From the December 6, 2008 National Post (Canada)
December 8, 2008
by Christopher Sands
As Barack Obama’s transition team efficiently assembles an administration in the United States and Republicans begin preparing for their next chance at election in 2010, some Americans have been looking north and reconsidering what they thought they knew about Canada.
Peace, order and good government appear to have given way in Ottawa, and only peace remains a reliable assumption. What does this mean for U.S.-Canadian relations?
Had the opposition coalition plan succeeded in displacing the Harper government this week, Canada would have seen five governments in the past five years. For four of those years, Canada has had a minority government.
In one sense, a minority government does not alter the usual pattern of bilateral relations: Canadian governments continue to petition for favors and concessions in Washington under majority and minority governments alike. In another sense, minority governments are damaging: They become Ottawa’s standard excuse for avoiding concessions or action on issues that matter to Washington.
More troops for Afghanistan? Action to address the market manipulations of the Canadian Wheat Board? Participation in missile defense? Sorry, it would be too difficult given the minority position of the government.
This leaves Washington with two options: unilateralism, or benign neglect.
The United States has over the past four years relied frequently on unilateral approaches when it came to border security, or defence of the continent against missile attacks. It has also left Canada alone on economic issues, including some that matter, such as climate change. Engaging Canada is time-consuming and ultimately futile if Canadian governments cannot — or will not — act.
Scores of Canadian foreign-policy scholars have offered variations on the opinion that Canada must be able to do things, not just talk about things, in order to regain influence in international affairs. The problem is acute when dealing in Washington, a city of bluff players skeptical of words and attentive to deeds.
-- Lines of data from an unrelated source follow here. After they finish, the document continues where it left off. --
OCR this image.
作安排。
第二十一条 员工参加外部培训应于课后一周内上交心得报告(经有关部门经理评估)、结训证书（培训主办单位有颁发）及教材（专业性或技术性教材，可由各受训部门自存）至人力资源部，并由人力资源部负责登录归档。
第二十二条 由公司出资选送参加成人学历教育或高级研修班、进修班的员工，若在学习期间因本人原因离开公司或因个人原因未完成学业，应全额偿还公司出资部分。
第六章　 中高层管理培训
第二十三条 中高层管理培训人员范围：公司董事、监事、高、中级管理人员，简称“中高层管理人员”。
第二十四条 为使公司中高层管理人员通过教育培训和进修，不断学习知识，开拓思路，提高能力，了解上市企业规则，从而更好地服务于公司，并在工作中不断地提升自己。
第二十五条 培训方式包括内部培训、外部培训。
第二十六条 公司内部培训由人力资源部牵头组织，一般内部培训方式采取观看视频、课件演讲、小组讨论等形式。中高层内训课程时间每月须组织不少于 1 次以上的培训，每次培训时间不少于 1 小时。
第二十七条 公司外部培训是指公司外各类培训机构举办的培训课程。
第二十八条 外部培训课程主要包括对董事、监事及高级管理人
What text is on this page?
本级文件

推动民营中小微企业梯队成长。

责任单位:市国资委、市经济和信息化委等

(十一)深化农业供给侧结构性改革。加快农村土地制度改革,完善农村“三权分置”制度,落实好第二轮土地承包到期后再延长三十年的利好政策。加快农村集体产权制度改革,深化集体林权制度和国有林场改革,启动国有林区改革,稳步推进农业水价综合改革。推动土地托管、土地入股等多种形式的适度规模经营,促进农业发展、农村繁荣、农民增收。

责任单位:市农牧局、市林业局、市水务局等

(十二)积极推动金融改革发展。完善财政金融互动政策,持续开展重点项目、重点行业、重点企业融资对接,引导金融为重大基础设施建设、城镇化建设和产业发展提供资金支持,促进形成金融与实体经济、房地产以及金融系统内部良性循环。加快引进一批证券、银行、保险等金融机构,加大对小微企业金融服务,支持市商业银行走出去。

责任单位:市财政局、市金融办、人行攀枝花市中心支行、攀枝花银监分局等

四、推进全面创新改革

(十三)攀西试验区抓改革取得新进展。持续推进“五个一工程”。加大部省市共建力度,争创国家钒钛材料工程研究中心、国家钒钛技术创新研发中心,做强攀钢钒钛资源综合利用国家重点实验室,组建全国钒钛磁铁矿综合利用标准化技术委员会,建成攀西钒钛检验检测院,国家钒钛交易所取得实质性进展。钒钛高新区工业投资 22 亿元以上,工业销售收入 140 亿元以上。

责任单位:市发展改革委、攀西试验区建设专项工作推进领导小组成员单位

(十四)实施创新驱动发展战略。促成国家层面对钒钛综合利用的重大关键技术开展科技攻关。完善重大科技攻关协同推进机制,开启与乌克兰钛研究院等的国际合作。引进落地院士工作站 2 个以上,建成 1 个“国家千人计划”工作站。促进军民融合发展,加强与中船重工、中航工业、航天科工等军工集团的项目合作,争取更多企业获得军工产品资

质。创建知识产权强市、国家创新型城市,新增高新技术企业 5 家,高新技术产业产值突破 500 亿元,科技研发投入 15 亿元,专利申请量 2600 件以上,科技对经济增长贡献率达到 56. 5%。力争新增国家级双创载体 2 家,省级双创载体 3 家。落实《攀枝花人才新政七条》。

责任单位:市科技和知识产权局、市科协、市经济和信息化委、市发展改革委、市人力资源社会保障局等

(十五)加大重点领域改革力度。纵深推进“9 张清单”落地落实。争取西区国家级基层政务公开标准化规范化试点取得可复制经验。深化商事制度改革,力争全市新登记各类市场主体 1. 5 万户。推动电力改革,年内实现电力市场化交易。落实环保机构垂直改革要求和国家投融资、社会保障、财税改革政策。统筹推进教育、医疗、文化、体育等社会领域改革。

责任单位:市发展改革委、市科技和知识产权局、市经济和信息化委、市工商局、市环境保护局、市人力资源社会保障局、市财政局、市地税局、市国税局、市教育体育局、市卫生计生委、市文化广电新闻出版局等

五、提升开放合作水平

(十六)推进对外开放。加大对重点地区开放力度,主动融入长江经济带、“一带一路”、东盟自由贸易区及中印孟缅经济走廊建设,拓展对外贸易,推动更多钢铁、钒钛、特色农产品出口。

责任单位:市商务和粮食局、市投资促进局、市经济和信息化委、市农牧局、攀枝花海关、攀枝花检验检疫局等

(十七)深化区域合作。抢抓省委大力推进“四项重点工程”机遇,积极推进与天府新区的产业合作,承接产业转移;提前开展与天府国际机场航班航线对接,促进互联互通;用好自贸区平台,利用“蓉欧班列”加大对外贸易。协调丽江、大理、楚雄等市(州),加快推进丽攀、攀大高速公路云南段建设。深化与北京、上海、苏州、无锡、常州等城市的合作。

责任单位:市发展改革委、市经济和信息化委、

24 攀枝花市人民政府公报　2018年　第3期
The broad U.S. consensus places Canada among the ranks of U.S. allies such as the Netherlands and Denmark: small, with capacity to make limited but often helpful contributions on the margins of the world’s crises.
So, the incoming Obama administration may start with low expectations of Canada’s help as it prepares to address simultaneously the collapse of Detroit’s automakers, a global financial crisis, an energy market roller coaster, climate change fears and a metastasizing war with transnational terrorist groups.
This week, those expectations fell even lower as the opposition coalition proposed to replace a minority government with something even weaker and less able to act: a coalition minority government, with just 114 seats out of 308 in the House of Commons, a lame duck party leader as acting prime minister, and an alliance with separatists.
Stephen Harper may have mortally wounded today’s opposition coalition threat with the prorogation of Parliament to January 26. But in 2005, Harper himself tried to bring down the Martin minority government in May, was thwarted when Belinda Stronach switched parties, and tried again a few months later in October, finally succeeding. If today’s coalition fails to defeat Harper and the Conservatives, isn’t it likely that another attempt will follow, perhaps once the Liberals have a new and more popular leader?
Franklin Delano Roosevelt took office with a historic “first hundred days” of action based on electoral momentum. Barack Obama has moved quickly to put his administration together because today, a U.S. president’s best chances to get things done are in the first 18 months of a term — after that come midterm elections that serve as a referendum on the progress of the new president and can effectively kill momentum and clip the wings of presidential leadership thereafter. It is a limited window of opportunity, soon closed.
It is difficult to imagine a government in Ottawa that would be able to escape the current pall of political instability and weakness any time during the first two years of the Obama administration. This does not mean that Canadians or their interests will be maltreated, punished, or maliciously ignored by Washington. U.S. policymakers will pity Ottawa, indulge it when possible, and ignore it only when necessary.
However, the sad truth is that while Canadians have much to gain from an energetic partnership with the new Obama administration, it now looks as though the Canadian government will be too sick to come out and play.
Ordinary Canadians will have to content themselves with watching as political leaders in Ottawa and Washington proceed as though they weren’t even there.
Christopher Sands is a Senior Fellow at Hudson Institute.